"Well, it seems the first problem is too easy. I will let you know how foolish you are later." feng5166 says.
"The second problem is, given an positive integer N, we define an equation like this:
N=a[1]+a[2]+a[3]+...+a[m];
a[i]>0,1<=m<=N;
My question is how many different equations you can find for a given N.
For example, assume N is 4, we can find:
4 = 4;
4 = 3 + 1;
4 = 2 + 2;
4 = 2 + 1 + 1;
4 = 1 + 1 + 1 + 1;
so the result is 5 when N is 4. Note that "4 = 3 + 1" and "4 = 1 + 3" is the same in this problem.
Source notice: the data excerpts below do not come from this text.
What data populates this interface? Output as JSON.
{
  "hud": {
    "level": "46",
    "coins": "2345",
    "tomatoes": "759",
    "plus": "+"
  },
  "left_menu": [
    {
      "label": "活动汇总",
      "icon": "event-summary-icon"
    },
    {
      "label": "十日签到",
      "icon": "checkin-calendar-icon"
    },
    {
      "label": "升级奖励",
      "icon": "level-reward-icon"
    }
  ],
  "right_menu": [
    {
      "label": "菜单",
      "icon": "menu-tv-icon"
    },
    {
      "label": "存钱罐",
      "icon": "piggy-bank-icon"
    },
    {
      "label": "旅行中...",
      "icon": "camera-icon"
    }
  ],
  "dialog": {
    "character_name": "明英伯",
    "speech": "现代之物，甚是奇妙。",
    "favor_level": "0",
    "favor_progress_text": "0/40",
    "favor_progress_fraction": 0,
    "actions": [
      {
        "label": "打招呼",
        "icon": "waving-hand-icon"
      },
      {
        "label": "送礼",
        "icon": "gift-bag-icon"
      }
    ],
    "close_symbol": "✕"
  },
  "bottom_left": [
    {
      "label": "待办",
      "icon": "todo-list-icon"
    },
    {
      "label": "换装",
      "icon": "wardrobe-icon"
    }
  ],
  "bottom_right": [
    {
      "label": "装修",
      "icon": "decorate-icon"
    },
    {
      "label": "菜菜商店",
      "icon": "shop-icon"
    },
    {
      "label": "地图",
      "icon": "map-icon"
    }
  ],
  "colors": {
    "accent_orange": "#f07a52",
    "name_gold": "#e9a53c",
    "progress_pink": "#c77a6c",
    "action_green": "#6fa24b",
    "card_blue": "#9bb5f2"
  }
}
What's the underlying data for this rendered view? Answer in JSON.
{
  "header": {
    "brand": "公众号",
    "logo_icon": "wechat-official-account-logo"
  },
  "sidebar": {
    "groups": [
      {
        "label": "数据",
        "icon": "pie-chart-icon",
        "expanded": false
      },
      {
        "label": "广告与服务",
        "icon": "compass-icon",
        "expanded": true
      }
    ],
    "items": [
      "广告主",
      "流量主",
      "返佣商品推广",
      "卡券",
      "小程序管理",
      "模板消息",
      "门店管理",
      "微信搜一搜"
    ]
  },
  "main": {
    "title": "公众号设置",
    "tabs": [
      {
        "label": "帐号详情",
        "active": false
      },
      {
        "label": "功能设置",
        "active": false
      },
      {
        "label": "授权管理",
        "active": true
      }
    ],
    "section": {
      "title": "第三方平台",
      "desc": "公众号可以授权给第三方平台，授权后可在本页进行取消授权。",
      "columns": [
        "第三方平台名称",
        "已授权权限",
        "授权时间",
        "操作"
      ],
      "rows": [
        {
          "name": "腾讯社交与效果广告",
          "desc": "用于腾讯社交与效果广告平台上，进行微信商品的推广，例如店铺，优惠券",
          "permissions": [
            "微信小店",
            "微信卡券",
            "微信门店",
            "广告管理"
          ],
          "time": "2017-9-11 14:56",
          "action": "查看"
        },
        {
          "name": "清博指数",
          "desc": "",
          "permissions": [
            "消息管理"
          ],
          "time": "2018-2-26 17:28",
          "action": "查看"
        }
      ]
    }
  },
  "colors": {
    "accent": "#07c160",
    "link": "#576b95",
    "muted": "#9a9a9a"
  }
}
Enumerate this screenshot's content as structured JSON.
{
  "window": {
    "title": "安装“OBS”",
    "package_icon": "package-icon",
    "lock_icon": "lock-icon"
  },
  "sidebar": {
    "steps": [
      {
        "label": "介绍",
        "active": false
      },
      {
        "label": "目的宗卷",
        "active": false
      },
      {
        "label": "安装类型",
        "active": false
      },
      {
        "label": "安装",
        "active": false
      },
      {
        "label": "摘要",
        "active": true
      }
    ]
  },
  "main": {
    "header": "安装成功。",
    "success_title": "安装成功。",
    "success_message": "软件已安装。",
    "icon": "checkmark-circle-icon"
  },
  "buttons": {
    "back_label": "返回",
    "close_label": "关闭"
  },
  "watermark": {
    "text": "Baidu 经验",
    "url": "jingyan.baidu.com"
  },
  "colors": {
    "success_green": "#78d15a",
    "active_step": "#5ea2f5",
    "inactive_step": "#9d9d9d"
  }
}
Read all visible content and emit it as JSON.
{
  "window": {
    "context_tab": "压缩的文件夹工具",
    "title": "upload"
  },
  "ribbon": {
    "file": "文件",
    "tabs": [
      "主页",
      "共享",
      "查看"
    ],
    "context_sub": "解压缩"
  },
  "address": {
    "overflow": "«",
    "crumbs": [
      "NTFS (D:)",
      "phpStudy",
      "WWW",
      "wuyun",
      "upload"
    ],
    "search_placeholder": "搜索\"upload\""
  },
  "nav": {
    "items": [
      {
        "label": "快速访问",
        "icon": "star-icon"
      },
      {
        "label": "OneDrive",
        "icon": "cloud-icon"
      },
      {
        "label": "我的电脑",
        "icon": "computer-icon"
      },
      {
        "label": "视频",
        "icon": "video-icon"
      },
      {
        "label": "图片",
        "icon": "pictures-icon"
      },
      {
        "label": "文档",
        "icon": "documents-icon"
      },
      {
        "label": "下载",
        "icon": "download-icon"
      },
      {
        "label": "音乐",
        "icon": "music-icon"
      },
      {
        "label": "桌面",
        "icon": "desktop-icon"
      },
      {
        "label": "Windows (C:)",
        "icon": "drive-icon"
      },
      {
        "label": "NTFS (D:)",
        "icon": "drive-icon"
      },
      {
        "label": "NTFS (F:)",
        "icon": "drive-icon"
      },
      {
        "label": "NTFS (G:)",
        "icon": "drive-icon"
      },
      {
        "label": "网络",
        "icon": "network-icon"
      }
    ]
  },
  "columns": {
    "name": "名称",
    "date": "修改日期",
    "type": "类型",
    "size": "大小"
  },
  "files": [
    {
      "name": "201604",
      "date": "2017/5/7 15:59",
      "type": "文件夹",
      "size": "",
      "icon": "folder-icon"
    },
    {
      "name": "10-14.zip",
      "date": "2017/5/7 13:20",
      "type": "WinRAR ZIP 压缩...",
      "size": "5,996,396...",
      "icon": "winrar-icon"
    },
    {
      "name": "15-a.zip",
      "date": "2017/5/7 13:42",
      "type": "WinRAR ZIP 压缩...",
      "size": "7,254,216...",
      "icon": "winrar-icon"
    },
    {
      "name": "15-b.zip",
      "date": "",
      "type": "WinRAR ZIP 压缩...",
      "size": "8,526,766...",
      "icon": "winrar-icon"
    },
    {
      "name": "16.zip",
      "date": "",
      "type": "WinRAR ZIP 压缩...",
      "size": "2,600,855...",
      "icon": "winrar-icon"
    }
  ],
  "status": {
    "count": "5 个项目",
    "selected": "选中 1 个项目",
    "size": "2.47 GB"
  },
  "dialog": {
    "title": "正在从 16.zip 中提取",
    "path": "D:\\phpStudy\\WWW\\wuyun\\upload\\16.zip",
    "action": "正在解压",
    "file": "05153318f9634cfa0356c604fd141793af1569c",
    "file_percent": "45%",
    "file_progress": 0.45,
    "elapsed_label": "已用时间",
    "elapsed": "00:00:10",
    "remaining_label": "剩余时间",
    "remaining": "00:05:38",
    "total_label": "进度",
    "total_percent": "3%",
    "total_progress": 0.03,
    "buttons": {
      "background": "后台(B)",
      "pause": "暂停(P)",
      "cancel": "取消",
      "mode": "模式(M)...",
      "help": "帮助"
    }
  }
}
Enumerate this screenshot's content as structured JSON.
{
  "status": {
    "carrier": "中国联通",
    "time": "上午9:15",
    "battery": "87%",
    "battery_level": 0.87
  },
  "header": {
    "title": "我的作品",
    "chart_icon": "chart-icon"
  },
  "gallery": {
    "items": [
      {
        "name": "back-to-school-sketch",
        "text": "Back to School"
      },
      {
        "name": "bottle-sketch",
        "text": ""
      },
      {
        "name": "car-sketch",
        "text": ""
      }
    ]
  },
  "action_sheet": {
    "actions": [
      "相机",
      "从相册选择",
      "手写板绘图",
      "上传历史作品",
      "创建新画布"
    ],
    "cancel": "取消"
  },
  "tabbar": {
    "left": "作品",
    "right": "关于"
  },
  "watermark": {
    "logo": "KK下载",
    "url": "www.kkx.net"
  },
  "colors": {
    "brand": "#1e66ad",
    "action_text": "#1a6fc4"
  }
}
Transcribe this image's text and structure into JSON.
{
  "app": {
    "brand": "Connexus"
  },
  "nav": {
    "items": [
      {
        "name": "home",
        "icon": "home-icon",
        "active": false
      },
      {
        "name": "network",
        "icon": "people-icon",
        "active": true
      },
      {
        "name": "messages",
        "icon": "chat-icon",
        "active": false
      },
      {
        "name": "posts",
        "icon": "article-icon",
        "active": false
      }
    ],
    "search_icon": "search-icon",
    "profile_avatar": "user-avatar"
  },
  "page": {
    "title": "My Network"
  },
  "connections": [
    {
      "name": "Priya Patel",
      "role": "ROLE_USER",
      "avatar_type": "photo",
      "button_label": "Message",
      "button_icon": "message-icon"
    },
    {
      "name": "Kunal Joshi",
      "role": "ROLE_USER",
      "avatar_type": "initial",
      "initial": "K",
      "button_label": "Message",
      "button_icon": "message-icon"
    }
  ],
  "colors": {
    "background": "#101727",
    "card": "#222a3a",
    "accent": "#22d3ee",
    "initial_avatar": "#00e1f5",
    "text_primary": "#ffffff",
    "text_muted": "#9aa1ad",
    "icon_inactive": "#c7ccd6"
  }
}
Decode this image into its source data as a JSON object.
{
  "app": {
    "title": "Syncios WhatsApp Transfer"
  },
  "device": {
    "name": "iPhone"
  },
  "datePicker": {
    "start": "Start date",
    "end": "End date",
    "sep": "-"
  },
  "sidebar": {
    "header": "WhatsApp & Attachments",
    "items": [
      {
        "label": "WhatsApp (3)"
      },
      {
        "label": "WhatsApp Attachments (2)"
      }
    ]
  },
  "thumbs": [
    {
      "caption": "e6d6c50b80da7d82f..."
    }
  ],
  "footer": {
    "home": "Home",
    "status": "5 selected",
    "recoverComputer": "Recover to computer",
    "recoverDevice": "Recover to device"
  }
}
Now, you do it!"
The input contains several test cases. Each test case contains a positive integer N(1<=N<=120) which is mentioned above. The input is terminated by the end of file.
For each test case, you have to output a line contains an integer P which indicate the different equations you have found.
Ignatius.L
dp[i][j]:用[1,j]里的数组成i的方法种数
dp[i][j]=dp[i][j-1]+dp[i-j][j]
由于dp[i][j-1]里组成i的方法中都是不包含j的
所以把j单独取出,保证所有方法至少含有一个j,
也就是dp[i-j][j]
#include<map>
#include<string>
#include<cstring>
#include<cstdio>
#include<cstdlib>
#include<cmath>
#include<queue>
#include<vector>
#include<iostream>
#include<algorithm>
#include<bitset>
#include<climits>
#include<list>
#include<iomanip>
#include<stack>
#include<set>
using namespace std;
int dp[200][200];
int dfs(int a,int b)
{
if(dp[a][b]!=-1)
return dp[a][b];
if(b==1)
return dp[a][b]=1;
if(a<b)
return dp[a][b]=dfs(a,a);
if(a==b)
return dp[a][b]=dfs(a,b-1)+1;
return dp[a][b]=dfs(a,b-1)+dfs(a-b,b);
}
int main()
{
int n;
while(cin>>n)
{
memset(dp,-1,sizeof(dp));
cout<<dfs(n,n)<<endl;
}
}